Em 19 de fevereiro de 2005, o então conselheiro do TCE Eduardo Bittencourt acolheu o argumento e suspendeu provisoriamente a licitação. Bittencourt chegou a ser afastado do TCE pela Justiça, sob suspeita de enriquecimento ilícito, em ação judicial sem ligação com o Metrô, mas depois reassumiu o cargo.
Três dias depois, o diretor da Alstom Wagner Ribeiro enviou e-mail à colega Stephanie Brun para informar sobre a situação da concorrência.
Disse que a apresentação das propostas da licitação estava bloqueada no TCE em razão da impugnação da Alusa, e que o “cliente” (o Metrô) havia colocado em ação um “esquema político” para liberar a entrega das ofertas.
“A apresentação de propostas foi bloqueada pelo Tribunal de Contas do Estado de São Paulo em razão de ação judicial da Alusa (empresa brasileira) contra o processo licitatório. O cliente colocou em prática um esquema político para liberar a apresentação das propostas”, afirmou Ribeiro no e-mail.
No dia seguinte, o plenário do TCE confirmou decisão favorável à Alusa. Porém, em 2 de março o plenário cassou a liminar concedida por ele mesmo e liberou a licitação, como queria a Alstom.
O TCE aceitou o argumento técnico do Metrô de que a divisão no fornecimento dos equipamentos poderia comprometer a segurança e a confiabilidade dos sistemas.
A decisão foi unânime. Um dos votos foi o de Robson Marinho, investigado sob suspeita de beneficiar a Alstom em contrato de 1998. Dois meses depois do julgamento, a empresa francesa venceu a licitação em consórcio com a alemã Siemens.
Segundo delação feita pela Siemens em 2013 ao Conselho Administrativo de Defesa Econômica, ela, a Alstom e outras empresas formaram um cartel para fraudar a licitação da linha 2.
O Metrô e o TCE-SP negam que tenha havido pressão de natureza política no julgamento de 2005 sobre a licitação da linha 2-verde.
OUTRO LADO
Em nota, o Metrô diz que “não adota, não autoriza e desconhece qualquer conduta como a sugerida no e-mail citado pela reportagem”.
Ainda segundo a nota, o Metrô “não pode responder pela troca de mensagens entre profissionais de outra empresa, em contexto desconhecido e ambiente externo à sua área administrativa”.

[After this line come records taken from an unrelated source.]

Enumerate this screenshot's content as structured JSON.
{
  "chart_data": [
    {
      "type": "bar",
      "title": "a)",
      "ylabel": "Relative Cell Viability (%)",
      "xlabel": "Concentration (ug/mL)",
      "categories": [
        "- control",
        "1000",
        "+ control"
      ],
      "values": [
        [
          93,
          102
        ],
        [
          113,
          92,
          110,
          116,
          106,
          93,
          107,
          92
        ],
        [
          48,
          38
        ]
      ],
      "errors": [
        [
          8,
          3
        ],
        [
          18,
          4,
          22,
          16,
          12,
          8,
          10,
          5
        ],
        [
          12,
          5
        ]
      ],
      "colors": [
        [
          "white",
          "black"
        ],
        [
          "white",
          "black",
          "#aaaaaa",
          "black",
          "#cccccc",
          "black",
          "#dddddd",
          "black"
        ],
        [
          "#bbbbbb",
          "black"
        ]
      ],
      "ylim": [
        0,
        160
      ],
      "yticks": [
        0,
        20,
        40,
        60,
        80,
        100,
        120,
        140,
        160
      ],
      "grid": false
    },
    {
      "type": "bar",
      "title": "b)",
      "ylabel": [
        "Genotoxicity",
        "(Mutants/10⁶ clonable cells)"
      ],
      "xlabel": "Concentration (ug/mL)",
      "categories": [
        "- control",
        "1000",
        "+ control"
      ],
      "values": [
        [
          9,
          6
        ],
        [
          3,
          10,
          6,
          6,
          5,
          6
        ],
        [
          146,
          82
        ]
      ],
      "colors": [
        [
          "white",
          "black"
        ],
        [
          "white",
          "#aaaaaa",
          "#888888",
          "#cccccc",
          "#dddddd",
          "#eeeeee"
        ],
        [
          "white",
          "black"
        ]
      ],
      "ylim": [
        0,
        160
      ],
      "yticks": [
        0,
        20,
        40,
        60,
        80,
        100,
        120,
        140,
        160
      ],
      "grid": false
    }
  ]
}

A estatal afirma que a impugnação da Alusa não foi bem-sucedida em razão da “indivisibilidade do objeto da concorrência e a possibilidade, prevista no edital e na lei, da formação de consórcios”.
O TCE informa que suas decisões “apoiam-se em considerações de ordem técnica e de conveniência do interesse público” e que a licitação da linha 2 não fugiu à regra.
Quanto à rapidez no julgamento, a corte diz que “o prazo de apreciação deste processo não destoa da esmagadora maioria dos feitos da espécie. Nesse contexto, a expressão ‘esquema político’ soa extravagante”.
O advogado de Eduardo Bittencourt, Paulo Sérgio Santo André, afirma que as decisões no caso da licitação da linha 2 “pautaram-se pela estrita legalidade, tanto que posteriormente foram confirmadas pelo Plenário”. O defensor diz que há irregularidades na ação judicial contra Bittencourt e a Justiça reconhecerá a inocência dele.
A Alstom afirma que “não concluiu a avaliação do processo” e não se manifestou.
Robson Marinho disse ao plenário do TCE em 14 de maio que nunca recebeu suborno de qualquer empresa.